On Mon, 2024-12-09 at 13:37 +0100, Felix Huettner wrote:
> On Fri, Dec 06, 2024 at 10:10:21AM +0100,
> [email protected] wrote:
> > On Thu, 2024-12-05 at 15:28 +0100, Felix Huettner wrote:
> > > On Thu, Dec 05, 2024 at 02:08:37PM +0100,
> > > [email protected] wrote:
> > > > Hi Felix and Dumitru,
> > > > Thanks for posting this standalone change Felix.
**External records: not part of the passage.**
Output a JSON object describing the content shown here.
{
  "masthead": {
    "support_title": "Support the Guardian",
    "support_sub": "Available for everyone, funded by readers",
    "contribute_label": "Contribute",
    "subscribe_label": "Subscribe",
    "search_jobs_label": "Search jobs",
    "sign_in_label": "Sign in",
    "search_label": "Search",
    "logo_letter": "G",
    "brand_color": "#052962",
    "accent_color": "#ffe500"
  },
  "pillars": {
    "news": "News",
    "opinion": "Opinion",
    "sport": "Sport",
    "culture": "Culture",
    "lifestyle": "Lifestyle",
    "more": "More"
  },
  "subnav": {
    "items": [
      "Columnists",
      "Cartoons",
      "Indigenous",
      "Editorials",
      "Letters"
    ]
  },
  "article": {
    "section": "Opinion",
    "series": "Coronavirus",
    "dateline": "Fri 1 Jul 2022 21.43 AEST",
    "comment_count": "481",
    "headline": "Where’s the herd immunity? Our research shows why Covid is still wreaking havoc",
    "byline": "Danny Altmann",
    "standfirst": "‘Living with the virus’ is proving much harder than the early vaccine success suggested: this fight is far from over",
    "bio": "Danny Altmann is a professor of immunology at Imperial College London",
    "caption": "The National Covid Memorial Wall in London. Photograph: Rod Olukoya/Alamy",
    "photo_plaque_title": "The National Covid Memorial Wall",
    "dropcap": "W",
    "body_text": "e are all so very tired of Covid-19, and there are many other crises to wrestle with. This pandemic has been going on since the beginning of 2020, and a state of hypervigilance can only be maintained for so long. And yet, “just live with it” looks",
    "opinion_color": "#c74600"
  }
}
I'm going to
> > > > take
> > > > it
> > > > for a spin and try to integrate it to Frode's original "route
> > > > leaking"
> > > > RFC.
> > > > I have one question/suggestion for the schema that I'll leave
> > > > below.
> > > >
> > > > On Thu, 2024-12-05 at 14:00 +0100, Felix Huettner via dev
> > > > wrote:
> > > > > The Route table will be used in the future to coordinate
> > > > > routing
> > > > > information between northd and ovn-controller.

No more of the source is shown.